When facing contradictory findings:

• Antibody source variation:

  • Different antibodies may have varying specificities for single vs. poly-acetylated states

  • Some antibodies react with K5ac only when neighboring K8 is unacetylated

  • Verify antibody properties through peptide arrays or mass spectrometry validation

• Technical considerations:

  • Cell synchronization methods may induce stress that affects histone acetylation

  • In condensed chromatin (e.g., mitosis), antibody accessibility may be compromised

  • Fixation methods can affect epitope recognition

• Biological complexity:

  • H4K5 acetylation often co-occurs with other modifications in a "acetylation zip" model

  • Butyrylation can compete with acetylation at H4K5, affecting antibody recognition

  • Different cell types may exhibit different baseline patterns

• Control experiments to resolve conflicts:

  • Use multiple antibodies from different sources

  • Complement with non-antibody methods (mass spectrometry)

  • Test with site-specific mutants

  • Validate with cells treated with HAT and HDAC inhibitors

Goudarzi et al. found that histone butyrylation can compete with acetylation at H4K5, and "differential chromatin labeling with interchangeable H4 acylations is an important epigenetic regulatory mechanism" .

How does H4K5 acetylation interact with other histone modifications?

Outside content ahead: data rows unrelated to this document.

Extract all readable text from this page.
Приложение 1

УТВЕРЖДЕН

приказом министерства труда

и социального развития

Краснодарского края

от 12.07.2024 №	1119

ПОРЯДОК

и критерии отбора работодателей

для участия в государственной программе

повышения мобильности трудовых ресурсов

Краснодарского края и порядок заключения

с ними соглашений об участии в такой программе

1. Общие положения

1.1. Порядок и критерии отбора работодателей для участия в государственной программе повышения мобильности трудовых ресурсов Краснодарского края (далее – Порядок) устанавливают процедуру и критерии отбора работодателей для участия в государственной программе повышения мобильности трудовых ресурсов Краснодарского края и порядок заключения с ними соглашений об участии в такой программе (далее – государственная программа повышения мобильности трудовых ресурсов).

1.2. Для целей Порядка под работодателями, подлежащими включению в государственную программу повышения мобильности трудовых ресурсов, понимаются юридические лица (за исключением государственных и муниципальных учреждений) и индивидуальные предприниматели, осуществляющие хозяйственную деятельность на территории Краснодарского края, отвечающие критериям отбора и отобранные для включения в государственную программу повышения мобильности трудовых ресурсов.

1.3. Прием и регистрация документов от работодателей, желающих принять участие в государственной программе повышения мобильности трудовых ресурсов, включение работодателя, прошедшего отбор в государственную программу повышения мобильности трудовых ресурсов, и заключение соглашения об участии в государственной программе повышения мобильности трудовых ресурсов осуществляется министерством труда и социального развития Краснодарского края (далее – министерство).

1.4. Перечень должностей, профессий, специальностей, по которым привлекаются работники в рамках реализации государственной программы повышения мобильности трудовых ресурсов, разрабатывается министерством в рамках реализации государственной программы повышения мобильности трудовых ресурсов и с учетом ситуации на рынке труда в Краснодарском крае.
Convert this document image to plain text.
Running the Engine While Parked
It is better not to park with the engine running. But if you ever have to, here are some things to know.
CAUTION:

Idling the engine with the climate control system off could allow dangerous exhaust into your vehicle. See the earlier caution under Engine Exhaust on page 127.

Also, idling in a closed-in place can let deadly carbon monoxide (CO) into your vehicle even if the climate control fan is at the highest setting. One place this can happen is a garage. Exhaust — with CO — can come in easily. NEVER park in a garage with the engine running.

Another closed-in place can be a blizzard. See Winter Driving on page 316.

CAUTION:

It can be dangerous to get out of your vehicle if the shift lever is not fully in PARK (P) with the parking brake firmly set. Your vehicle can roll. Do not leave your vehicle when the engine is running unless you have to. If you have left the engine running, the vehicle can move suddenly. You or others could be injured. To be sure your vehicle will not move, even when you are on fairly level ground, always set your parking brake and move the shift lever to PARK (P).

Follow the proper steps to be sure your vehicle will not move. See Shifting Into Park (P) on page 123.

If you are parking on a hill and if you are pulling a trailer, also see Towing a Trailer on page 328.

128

Interplay of modifications:

• "Acetylation zip" model:

  • Acetylation propagates from K16 to K5 in histone H4

  • K12 acetylation is required for efficient K5 acetylation, supporting the zip model

• Competing modifications:

  • Butyrylation directly competes with acetylation at H4K5

  • H4K5 butyrylation prevents binding of testis-specific gene expression driver Brdt

• Functional impacts:

  • Both acetylation and butyrylation stimulate transcription

  • Different acylation patterns affect protein binding (e.g., bromodomain proteins)

  • Combination of modifications creates a "histone code" that regulates chromatin function

• Methodological approaches to study interactions:

  • Sequential ChIP (re-ChIP) to identify co-occurrence

  • Mass spectrometry of intact histone tails

  • Peptide arrays with combinatorial modifications

  • Domain-specific binding assays

Research shows that "bromodomain-containing proteins preferentially recognize poly-acetylated chromatin signatures" , highlighting the importance of studying modification combinations.